First Received: November 1, 1999   Last Updated: July 23, 2008   History of Changes
Sponsored by: Burzynski Research Institute
Information provided by: National Cancer Institute (NCI)
ClinicalTrials.gov Identifier: NCT00003497
  Purpose

RATIONALE: Antineoplastons are naturally occurring substances that may also be made in the laboratory. Antineoplastons may inhibit the growth of cancer cells.

PURPOSE: This phase II trial studies the effectiveness of antineoplaston capsules in treating patients who have stage IV non-small cell lung cancer.


Condition Intervention Phase
Lung Cancer
 Drug: antineoplaston A10
Drug: antineoplaston AS2-1
 Phase II

MedlinePlus related topics: Cancer Lung Cancer
Drug Information available for: Antineoplaston A10 Antineoplaston AS 2-1
U.S. FDA Resources
Study Type: Interventional
Study Design: Treatment, Open Label
Official Title: Phase II Study of Antineoplastons A10 and AS2-1 Capsules In Patients With Non Small Cell Lung Cancer

Further study details as provided by National Cancer Institute (NCI):

Estimated Enrollment: 40
Study Start Date: August 1998
Detailed Description:

OBJECTIVES:

  • Demonstrate the antitumor activity of antineoplaston A10 and AS2-1 capsules in patients with non-small cell lung cancer by determining the proportion of patients who experience an objective tumor response.
  • Evaluate the adverse effects of and tolerance to this regimen in these patients.

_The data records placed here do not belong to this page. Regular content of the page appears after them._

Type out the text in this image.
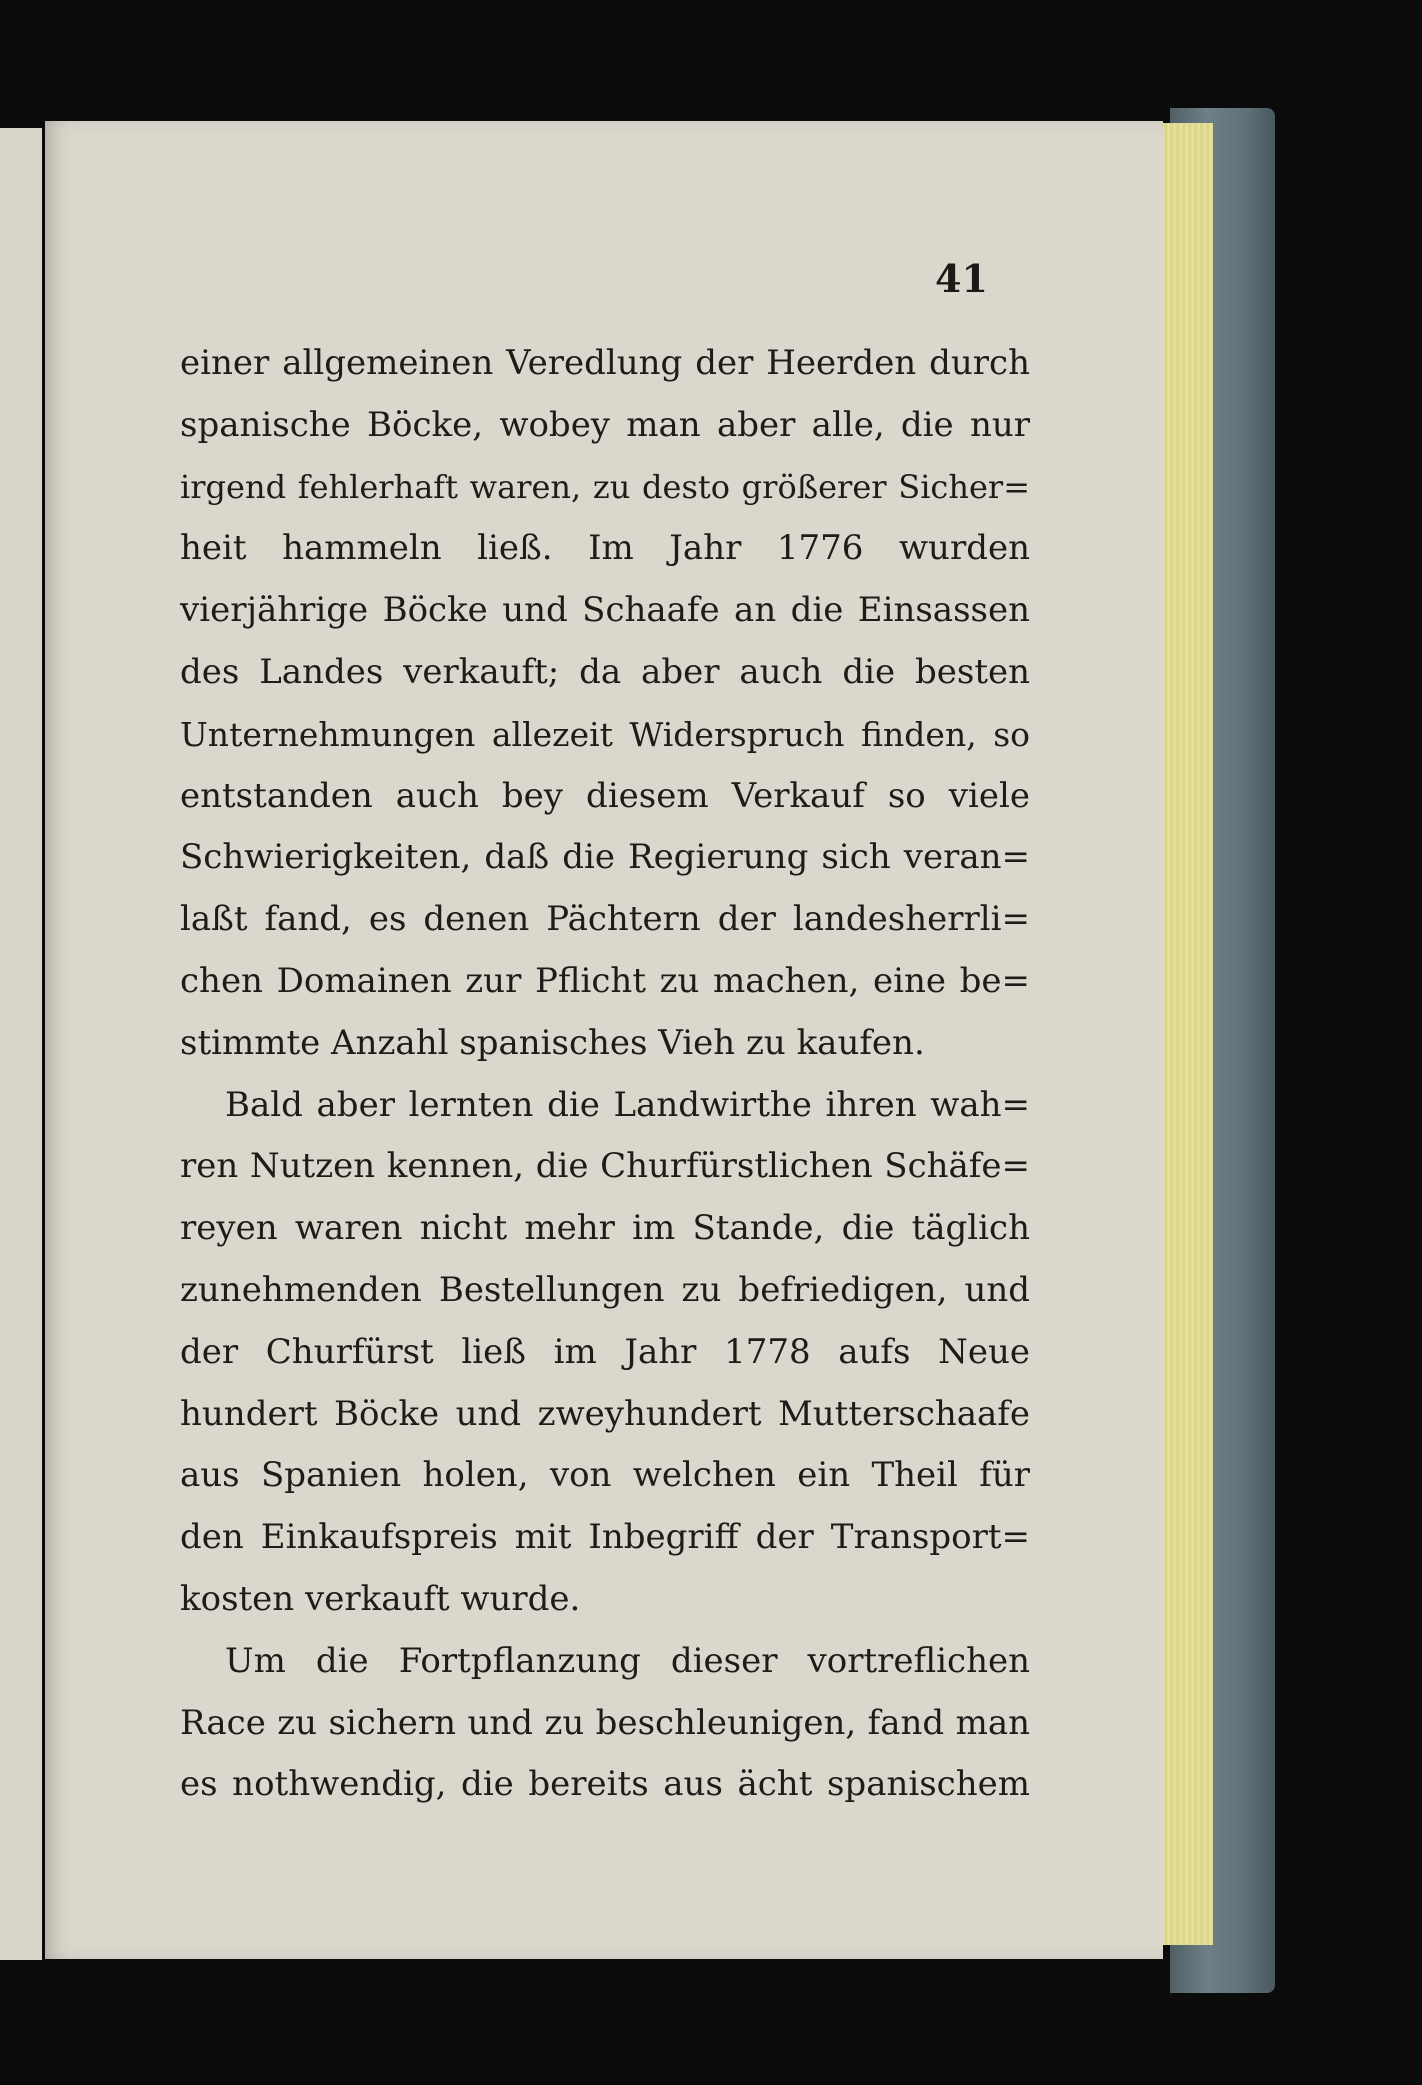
41
einer allgemeinen Veredlung der Heerden durch
spanische Böcke, wobey man aber alle, die nur
irgend fehlerhaft waren, zu desto größerer Sicher=
heit hammeln ließ. Im Jahr 1776 wurden
vierjährige Böcke und Schaafe an die Einsassen
des Landes verkauft; da aber auch die besten
Unternehmungen allezeit Widerspruch finden, so
entstanden auch bey diesem Verkauf so viele
Schwierigkeiten, daß die Regierung sich veran=
laßt fand, es denen Pächtern der landesherrli=
chen Domainen zur Pflicht zu machen, eine be=
stimmte Anzahl spanisches Vieh zu kaufen.
Bald aber lernten die Landwirthe ihren wah=
ren Nutzen kennen, die Churfürstlichen Schäfe=
reyen waren nicht mehr im Stande, die täglich
zunehmenden Bestellungen zu befriedigen, und
der Churfürst ließ im Jahr 1778 aufs Neue
hundert Böcke und zweyhundert Mutterschaafe
aus Spanien holen, von welchen ein Theil für
den Einkaufspreis mit Inbegriff der Transport=
kosten verkauft wurde.
Um die Fortpflanzung dieser vortreflichen
Race zu sichern und zu beschleunigen, fand man
es nothwendig, die bereits aus ächt spanischem
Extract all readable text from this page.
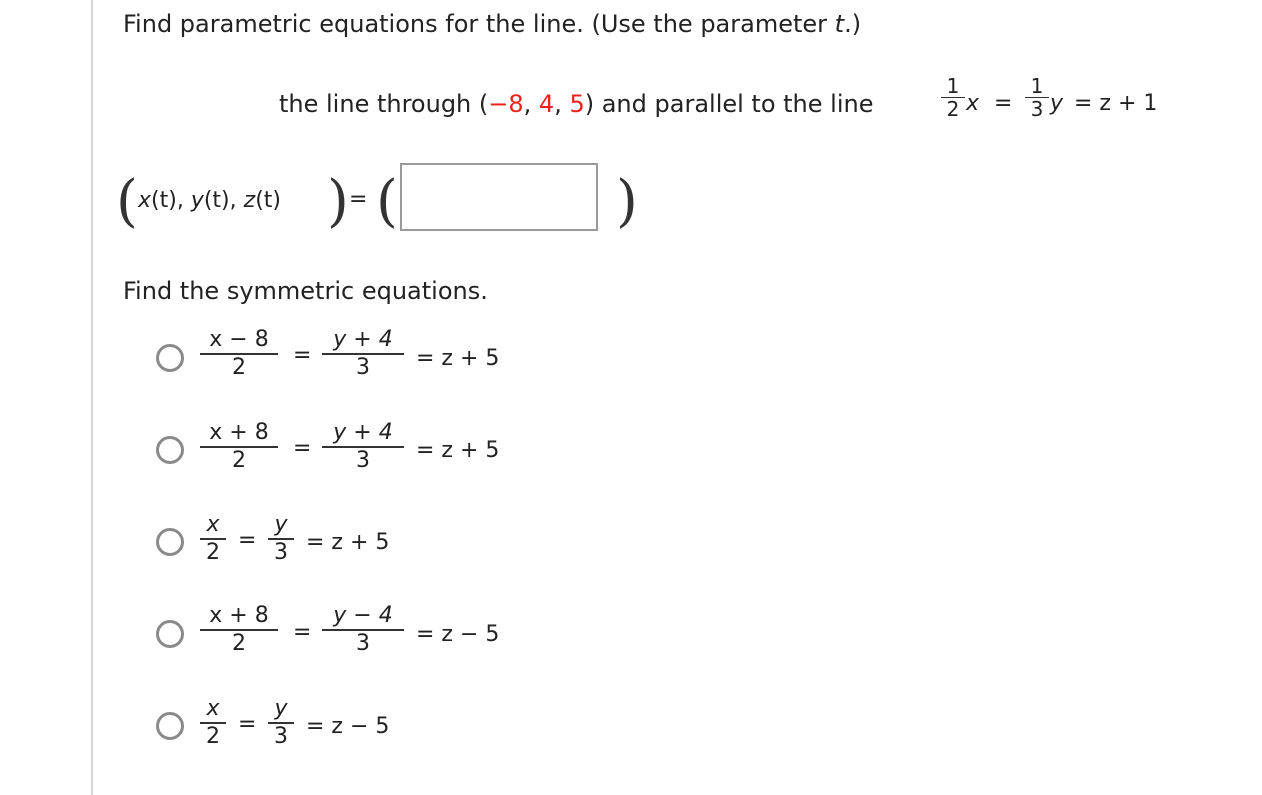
Find parametric equations for the line. (Use the parameter t.)
the line through (−8, 4, 5) and parallel to the line
1
2 x =
1
3 y = z + 1
( x(t), y(t), z(t) ) = (	)
Find the symmetric equations.
x − 8
2	=
y + 4
3	= z + 5
x + 8
2	=
y + 4
3	= z + 5
x
2 =
y
3 = z + 5
x + 8
2	=
y − 4
3	= z − 5
x
2 =
y
3 = z − 5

OUTLINE: This is an open-label study.

Patients receive antineoplaston A10 and AS2-1 capsules orally six to seven times a day. Treatment continues in the absence of disease progression or unacceptable toxicity.

Tumors are measured every 4 months for 2 years, every 6 months for 2 years, and then annually for 2 years.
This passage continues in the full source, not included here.